Proponents of the Twin Metals mine in the withdrawn area argue that the project could be an important source of critical minerals, including copper and nickel, which are necessary for a variety of industries including renewable energy and electric vehicles. While NPCA understands that there is necessary demand for these minerals, the mining must be done responsibly with the highest environmental safeguards and the greatest consideration for national parks, special places, sacred sites and local communities. The best available science has shown that the Rainy River watershed is too sensitive a landscape for mining. H.R. 3195 would roll back protections for the watershed by undoing the mineral withdrawal, reinstating mineral leases, fast-tracking environmental reviews and blocking any judicial review. With current technology and regulatory systems, there is no better way to protect this irreplaceable landscape than withdrawing it from mineral activities.
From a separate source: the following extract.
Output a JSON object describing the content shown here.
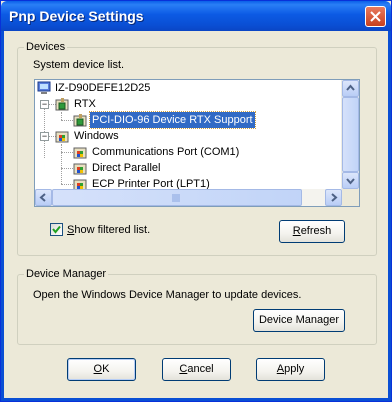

Vote NO on H.R. 3397 – WEST Act of 2023: NPCA opposes this legislation which would undermine the public process undertaken by the Bureau of Land Management (BLM) to provide a clear, thoughtful approach to conservation, restoration and recreation on our public lands. The Public Lands Rule is a commonsense way to ensure conservation is on equal footing with other multiple uses on public lands and is consistent with the current law as is outlined in the Federal Land Policy and Management Act (FLPMA). Under FLPMA, the BLM’s multiple-use mandate already includes conservation. However, the agency has a long-standing reputation for prioritizing extraction and grazing activities above recreation and the protection of wildlife, watersheds and cultural resources. The new rule places conservation of public lands on equal footing with other multiple uses during resource management planning. This more accurate and balanced approach to land management is critical to the long-term health and condition of land and waterways.

Across the West, many of our national parks share boundaries, watersheds and migration routes with BLM lands. What happens outside a park’s borders can dramatically impact the water and wildlife inside a park – which is why it’s important to ensure adjacent lands are well-managed. This rule would greatly benefit the future of our public lands by making them more resilient to fire and drought while also ensuring natural and cultural resources and wildlife are well-protected. Having healthy lands is a smart approach for the future of BLM, and for communities across the country. H.R. 3397 would undermine the important progress made in the rule and undermine the engagement of citizens who shared their thoughts during the public comment period.